Is a marriage successful if a couple has a house with a white picket fence? What about if a couple makes such a comfortable living they want for nothing? Finally, what if they are so generous they live one 10% and give 90% of their income away?
These are all niceties, but none of them are what makes for a successful relationship. What does make for a successful relationship? I feel they are items that cannot be bought nor do they come without work.
Here are three elements that I have found that make for a great marriage and worthy for two people to pursue:
1. Allow each other to be free – The relationships that are the strongest allow each other the freedom to find themselves. They do not demand that each person only focus on the marriage; rather, each is allowed to pursue activities outside of the marriage as well.
2. Keep no record of wrongs – Conflict is an aspect to every relationship. However, in marriages where wrongs are kept then there is no peace. The person holding onto the hurts is left to relive the pain each day. The person who caused the pain is left to be blamed continually for the cracks in the relationship. Grace is the foundation of any relationship and its definitely needed in this situation. Forgiveness is what brings healing. However, forgiveness does not mean that one forgets what has happened. Rather, it means that each determines to move on by choosing to remember them from a distance.

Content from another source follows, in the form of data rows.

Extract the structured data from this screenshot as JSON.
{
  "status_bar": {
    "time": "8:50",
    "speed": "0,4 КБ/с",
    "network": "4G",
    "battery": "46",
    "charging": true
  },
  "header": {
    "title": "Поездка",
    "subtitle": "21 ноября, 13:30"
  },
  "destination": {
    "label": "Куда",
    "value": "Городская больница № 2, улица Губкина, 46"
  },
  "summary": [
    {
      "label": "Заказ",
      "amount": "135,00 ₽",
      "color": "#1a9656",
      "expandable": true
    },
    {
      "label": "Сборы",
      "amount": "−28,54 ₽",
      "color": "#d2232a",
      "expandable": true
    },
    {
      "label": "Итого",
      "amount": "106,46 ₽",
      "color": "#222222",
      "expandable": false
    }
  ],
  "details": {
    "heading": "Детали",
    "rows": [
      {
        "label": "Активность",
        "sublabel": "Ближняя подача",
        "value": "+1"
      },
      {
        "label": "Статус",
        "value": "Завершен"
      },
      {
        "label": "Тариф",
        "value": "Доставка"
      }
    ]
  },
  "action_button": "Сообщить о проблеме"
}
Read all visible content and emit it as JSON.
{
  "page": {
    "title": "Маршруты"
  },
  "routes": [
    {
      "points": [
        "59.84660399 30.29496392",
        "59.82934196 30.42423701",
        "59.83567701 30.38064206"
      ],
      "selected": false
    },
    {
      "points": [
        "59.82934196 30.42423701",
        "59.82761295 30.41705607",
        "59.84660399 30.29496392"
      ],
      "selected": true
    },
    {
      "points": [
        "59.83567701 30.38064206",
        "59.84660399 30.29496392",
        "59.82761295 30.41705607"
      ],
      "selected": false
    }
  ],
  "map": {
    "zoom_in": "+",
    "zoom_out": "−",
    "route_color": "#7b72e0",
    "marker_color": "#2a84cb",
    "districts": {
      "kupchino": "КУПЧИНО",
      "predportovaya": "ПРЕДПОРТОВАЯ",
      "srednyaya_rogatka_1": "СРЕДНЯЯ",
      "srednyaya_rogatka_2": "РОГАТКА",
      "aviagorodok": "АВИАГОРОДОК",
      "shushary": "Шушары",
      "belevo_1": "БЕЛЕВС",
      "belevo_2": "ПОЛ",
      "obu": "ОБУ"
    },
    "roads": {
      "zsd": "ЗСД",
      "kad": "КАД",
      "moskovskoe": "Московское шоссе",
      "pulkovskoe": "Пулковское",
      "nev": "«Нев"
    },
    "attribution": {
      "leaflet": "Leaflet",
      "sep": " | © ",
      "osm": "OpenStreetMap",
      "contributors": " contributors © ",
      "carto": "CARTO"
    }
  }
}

3. Give energy to the relationship – I am flabbergasted at those couples, who after years of not putting focus on their relationship, wonder why they feel distant. The most common statement that illustrates this sentiment is “I just don’t love him/her any longer.” I don’t mean to make plight of someone’s circumstances; however, I wonder if these people realize that love is a choice and not a feeling. What they are truly saying in this statement is that I am actively choosing not to love this person any longer. Marriage (or any relationship for that matter) takes energy. Energy can be seen by going on continual date nights, talking time to connect by talking and spending quality time together, and recreating together. Now, this list is not all inclusive; of course there are more. However, this is a good place to start.
I know there are other items that make marriage (and relationships) work, but these are the top three for me…as I think about it tonight. Marriage is an active, liquid, and dynamic relationship between two people. Even though, in our culture, marriage has taken a beating, it still has been proven to house the happiest and wealthiest people. Marriage is not the issue, nor the problem. It is the people within a marriage that are the problem. This issue is to be expected since marriage is the making of two broken people trying to find wholeness in a relationship.
Are you married? What are the elements that make you want to pursue being married?